Les critiques du gouvernement ont exprimé leur indignation sur les réseaux sociaux, affirmant que le gouvernement de droite du parti conservateur Law and Justice était prêt à sacrifier la sécurité des femmes pour ses propres opinions fondées sur les traditions catholiques romaines.

Le maire libéral de Varsovie, Rafal Trzaskowski, finaliste de la récente élection présidentielle, a qualifié lundi de «scandale» les tentatives de laisser à la convention un «scandale», affirmant que toutes les forces politiques devraient travailler ensemble pour lutter contre la violence domestique.

La semaine dernière, des milliers de personnes ont protesté contre le plan du gouvernement lors de rassemblements à travers la Pologne.

Michal Wojcik, vice-ministre de la Justice, a cependant déclaré que si le ministère était d'accord avec la convention concernant la protection des victimes de violence, il n'y avait «aucun consentement à l'idéologie» concernant le concept de genre en tant que construction sociale.

"Il n'y a pas de troisième sexe, il n'y a qu'un homme et une femme", a déclaré M. Wojcik.

Le porte-parole adjoint du parti au pouvoir, Radoslaw Fogiel, a déclaré sur la radio de service public Polish Radio 24 que le gouvernement analysait la convention mais n'avait pas encore pris sa décision finale concernant le retrait.

Le précédent gouvernement libéral de la Pologne a ratifié la convention en 2015, peu de temps avant que l’administration actuelle ne prenne ses fonctions après avoir remporté les élections législatives sur la promesse d’élargir la protection sociale.

Le traité, officiellement dénommé Convention du Conseil de l'Europe sur la prévention et la lutte contre la violence à l'égard des femmes et la violence domestique, repose sur le principe que les femmes sont victimes de violence simplement parce qu'elles sont des femmes.
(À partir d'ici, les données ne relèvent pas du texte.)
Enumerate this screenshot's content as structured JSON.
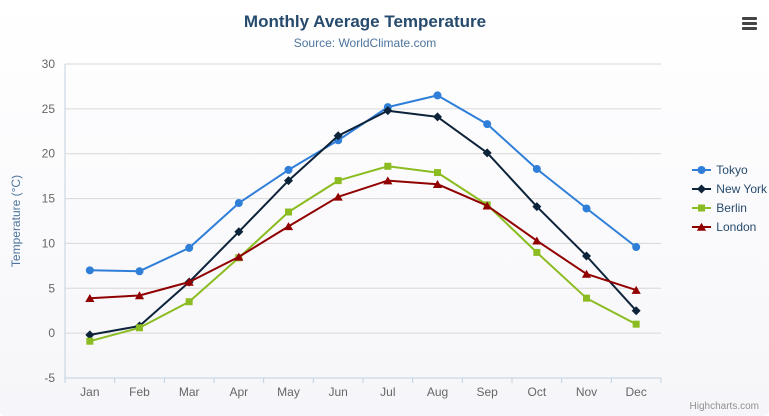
{
  "credits": {
    "label": "Highcharts.com"
  },
  "chart_data": {
    "type": "line",
    "title": "Monthly Average Temperature",
    "subtitle": "Source: WorldClimate.com",
    "xlabel": "",
    "ylabel": "Temperature (°C)",
    "ylim": [
      -5,
      30
    ],
    "ytick_step": 5,
    "grid": true,
    "legend_position": "right",
    "categories": [
      "Jan",
      "Feb",
      "Mar",
      "Apr",
      "May",
      "Jun",
      "Jul",
      "Aug",
      "Sep",
      "Oct",
      "Nov",
      "Dec"
    ],
    "series": [
      {
        "name": "Tokyo",
        "color": "#2f7ed8",
        "marker": "circle",
        "values": [
          7.0,
          6.9,
          9.5,
          14.5,
          18.2,
          21.5,
          25.2,
          26.5,
          23.3,
          18.3,
          13.9,
          9.6
        ]
      },
      {
        "name": "New York",
        "color": "#0d233a",
        "marker": "diamond",
        "values": [
          -0.2,
          0.8,
          5.7,
          11.3,
          17.0,
          22.0,
          24.8,
          24.1,
          20.1,
          14.1,
          8.6,
          2.5
        ]
      },
      {
        "name": "Berlin",
        "color": "#8bbc21",
        "marker": "square",
        "values": [
          -0.9,
          0.6,
          3.5,
          8.4,
          13.5,
          17.0,
          18.6,
          17.9,
          14.3,
          9.0,
          3.9,
          1.0
        ]
      },
      {
        "name": "London",
        "color": "#910000",
        "marker": "triangle",
        "values": [
          3.9,
          4.2,
          5.7,
          8.5,
          11.9,
          15.2,
          17.0,
          16.6,
          14.2,
          10.3,
          6.6,
          4.8
        ]
      }
    ],
    "style": {
      "title_color": "#274b6d",
      "subtitle_color": "#4d759e",
      "ylabel_color": "#4d759e",
      "axis_label_color": "#666666",
      "grid_color": "#d8d8d8",
      "axis_line_color": "#c0d0e0",
      "legend_text_color": "#274b6d",
      "credits_color": "#909090"
    }
  }
}
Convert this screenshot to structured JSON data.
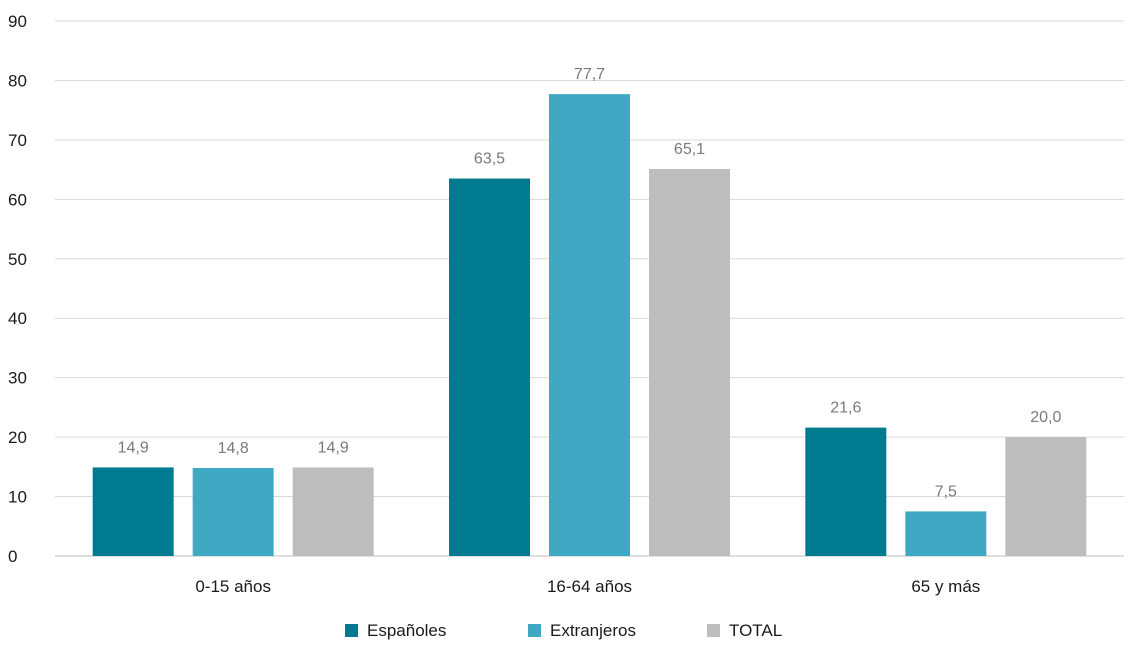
{
  "chart_data": {
    "type": "bar",
    "categories": [
      "0-15 años",
      "16-64 años",
      "65 y más"
    ],
    "series": [
      {
        "name": "Españoles",
        "values": [
          14.9,
          63.5,
          21.6
        ],
        "labels": [
          "14,9",
          "63,5",
          "21,6"
        ],
        "color": "#007A8F"
      },
      {
        "name": "Extranjeros",
        "values": [
          14.8,
          77.7,
          7.5
        ],
        "labels": [
          "14,8",
          "77,7",
          "7,5"
        ],
        "color": "#41A8C4"
      },
      {
        "name": "TOTAL",
        "values": [
          14.9,
          65.1,
          20.0
        ],
        "labels": [
          "14,9",
          "65,1",
          "20,0"
        ],
        "color": "#BDBDBD"
      }
    ],
    "ylim": [
      0,
      90
    ],
    "yticks": [
      0,
      10,
      20,
      30,
      40,
      50,
      60,
      70,
      80,
      90
    ],
    "grid": true,
    "legend_position": "bottom"
  }
}
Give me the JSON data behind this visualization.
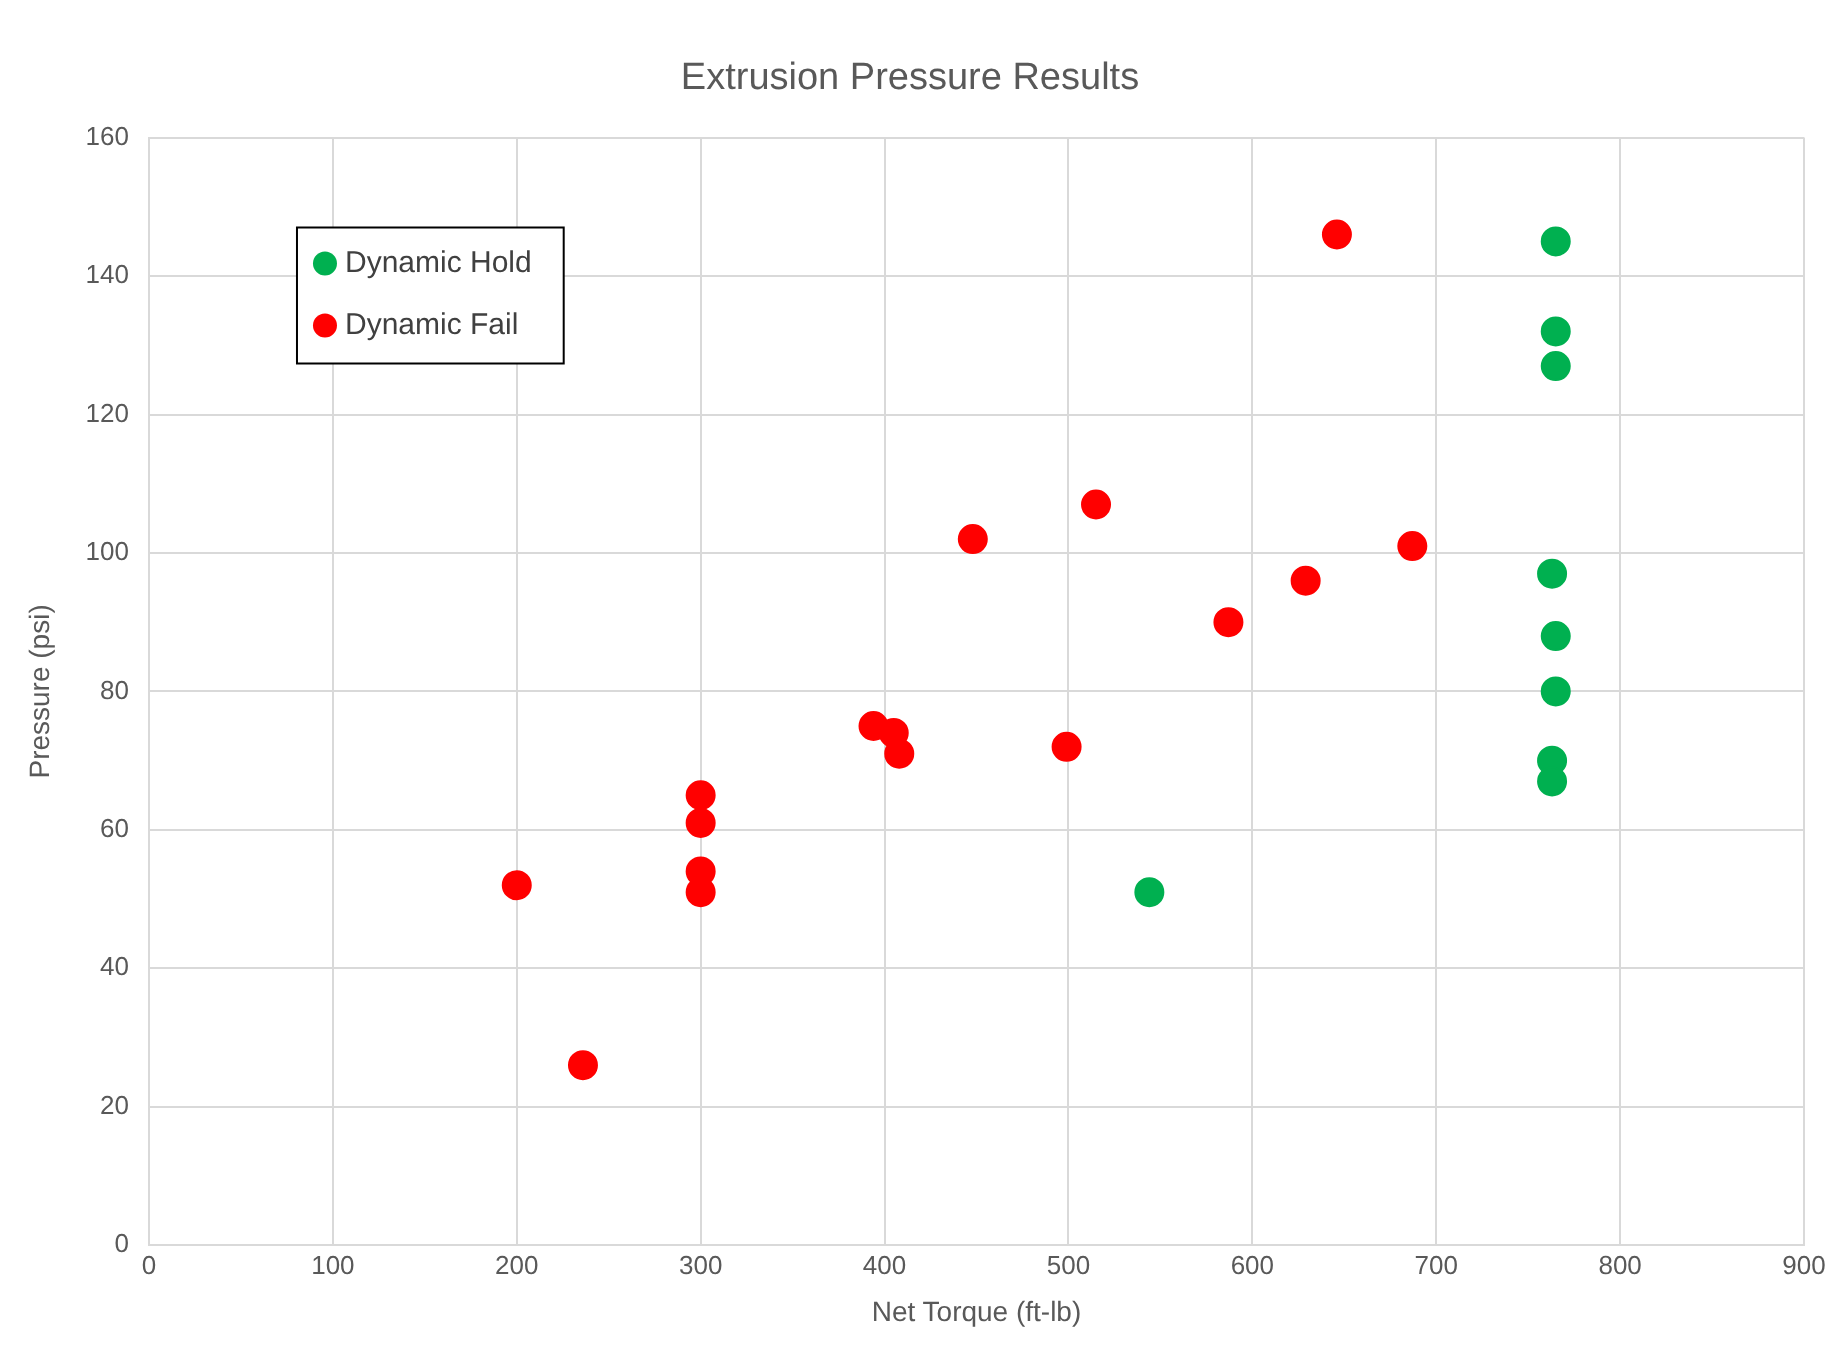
{
  "chart_data": {
    "type": "scatter",
    "title": "Extrusion Pressure Results",
    "xlabel": "Net Torque (ft-lb)",
    "ylabel": "Pressure (psi)",
    "series": [
      {
        "name": "Dynamic Hold",
        "color": "#00b050",
        "x": [
          765,
          765,
          765,
          763,
          765,
          765,
          763,
          763,
          544
        ],
        "values": [
          145,
          132,
          127,
          97,
          88,
          80,
          70,
          67,
          51
        ]
      },
      {
        "name": "Dynamic Fail",
        "color": "#ff0000",
        "x": [
          200,
          236,
          300,
          300,
          300,
          300,
          394,
          405,
          408,
          448,
          499,
          515,
          587,
          629,
          646,
          687
        ],
        "values": [
          52,
          26,
          65,
          61,
          54,
          51,
          75,
          74,
          71,
          102,
          72,
          107,
          90,
          96,
          146,
          101
        ]
      }
    ],
    "xlim": [
      0,
      900
    ],
    "xticks": [
      0,
      100,
      200,
      300,
      400,
      500,
      600,
      700,
      800,
      900
    ],
    "ylim": [
      0,
      160
    ],
    "yticks": [
      0,
      20,
      40,
      60,
      80,
      100,
      120,
      140,
      160
    ],
    "grid": true,
    "legend": "top left",
    "marker": "circle"
  }
}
Il déclare que les hommes et les femmes ont des droits égaux et oblige les autorités de l'État à prendre des mesures pour prévenir la violence contre les femmes, protéger les victimes et poursuivre les auteurs.

Un autre point de la convention qui a été remis en question par le gouvernement polonais dit que «la culture, la coutume, la religion, la tradition ou le soi-disant« honneur »ne doivent pas être considérés comme une justification» des actes de violence visés par le traité. Dans l’interprétation du gouvernement, cela revient à faire un lien entre religion et violence.

La convention, qui est entrée en vigueur en 2014, a été signée par 45 pays européens et l'Union européenne, mais 10 pays – dont le Royaume-Uni, la Hongrie et la République tchèque – et l'UE ne l'ont pas encore ratifiée.